Many super funds are providing free general advice to their members either on their websites or on the phone. Consumers considering early access to super can also find information on ASIC’s Moneysmart website.
If you lose your job due to the coronavirus but find another one, will you be taxed at a higher rate because it’s considered a second job? Or, if you are having to work from home, can you claim a deduction for home office expenses?
These and other questions relating to the coronavirus pandemic are now being answered on the Australian Tax Office website here.
Updated regularly, the COVID-19 FAQs page answers commonly asked questions from individuals and employers covering a range of issues, including changes to payments, pausing or ceasing your business, rental deductions and more.
There is also a special section for SMSFs here, including questions on related party limited recourse borrowing arrangement relief, temporarily reducing superannuation minimum payment amounts, providing rent relief, super balance losses, SMSF residency, in-house asset restrictions and investment strategies.
SMSF annual returns can be deferred
The Government recognises the affect COVID-19 is having on many SMSF trustees and their service providers as they prepare to lodge their SMSF annual returns (SARs).
SMSFs must be audited before lodging returns and superannuation laws require an auditor to be appointed 45 days before lodgement due date.
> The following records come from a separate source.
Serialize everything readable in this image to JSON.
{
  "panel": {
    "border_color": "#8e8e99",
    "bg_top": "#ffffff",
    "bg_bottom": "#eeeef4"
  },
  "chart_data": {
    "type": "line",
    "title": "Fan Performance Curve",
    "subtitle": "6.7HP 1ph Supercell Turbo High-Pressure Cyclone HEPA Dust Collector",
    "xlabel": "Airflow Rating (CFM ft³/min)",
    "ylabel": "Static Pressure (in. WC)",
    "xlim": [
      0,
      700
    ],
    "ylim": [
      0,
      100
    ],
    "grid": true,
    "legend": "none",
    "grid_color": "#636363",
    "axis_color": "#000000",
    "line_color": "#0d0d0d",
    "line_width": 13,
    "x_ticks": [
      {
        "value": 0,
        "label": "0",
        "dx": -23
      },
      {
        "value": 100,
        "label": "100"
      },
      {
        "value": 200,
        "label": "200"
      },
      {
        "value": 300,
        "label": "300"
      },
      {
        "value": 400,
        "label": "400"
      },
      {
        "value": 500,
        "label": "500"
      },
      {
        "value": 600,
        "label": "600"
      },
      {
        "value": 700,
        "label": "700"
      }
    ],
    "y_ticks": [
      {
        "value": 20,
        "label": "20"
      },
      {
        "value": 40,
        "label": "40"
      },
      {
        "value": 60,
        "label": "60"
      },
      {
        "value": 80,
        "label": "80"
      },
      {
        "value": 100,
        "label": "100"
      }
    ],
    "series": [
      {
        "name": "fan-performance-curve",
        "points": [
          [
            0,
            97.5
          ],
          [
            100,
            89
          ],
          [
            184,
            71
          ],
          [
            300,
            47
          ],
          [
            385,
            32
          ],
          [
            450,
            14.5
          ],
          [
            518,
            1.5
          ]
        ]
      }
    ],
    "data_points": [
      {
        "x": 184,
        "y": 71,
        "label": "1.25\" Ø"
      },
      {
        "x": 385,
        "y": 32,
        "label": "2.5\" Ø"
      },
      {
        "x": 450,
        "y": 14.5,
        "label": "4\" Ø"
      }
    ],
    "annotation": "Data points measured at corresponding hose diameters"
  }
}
The next SARs due date in May 15, but if more time is needed to lodge, tax agents and auditors can contact the Australian Tax Office (ATO) before then to request a bulk extension.
For more information, see the ATO’s COVID-19 page here.
Government releases Code of Conduct for commercial tenants and landlords
Commercial tenants experiencing financial distress will receive rent reductions in the form of waivers or deferrals to assist them through the coronavirus pandemic.
The proposals are part of a new mandatory Code of Conduct for commercial tenants and landlords confirmed by Prime Minister Scott Morrison this month as part of the latest measures to allow the economy to bounce back when the crisis has ended.
The Code binds both landlords and tenants – who have a turnover of $50 million or less and are eligible for the $130 billion JobKeeper program – to certain imperatives. These include landlords reducing rent proportionate to the trading reduction of the business and not being able to terminate leases.
Mr Morrison says the arrangements will be overseen by a binding mediation process administered by the states and territories. “It’s part of our hibernation strategy to preserve as much of the foundations and pillars of our economy through this time to enable the economy to rebuild and grow on the other side.”
Keeping jobs, business and tenancies in place as well as keeping credit lines open are designed to protect against insolvencies and bankruptcies, but some critics argue the new Code is ‘seriously deficient’.
Practice Principal and SMSF specialist David Busoli points out that while the question of rental relief needs to be addressed via consultation between tenant, landlord and the landlord’s banker, the Code places the landlord in a difficult position in their bankers do not cooperate.
“Essentially the Code gives a tenant, with a reduction in turnover of at least 30%, a rental accommodation for the COVID period of at least that amount,” Mr Busoli says. “The concession is based on the tenant’s reduction in turnover, not their ability to pay.
“In contrast, the landlord must make the accommodation without reference to their ability to withstand the income deficiency … The Government’s expectation is that the landlord’s bankers will assist – but this is by no means guaranteed – creating a very real possibility that the landlord will be affected far worse than the tenant.”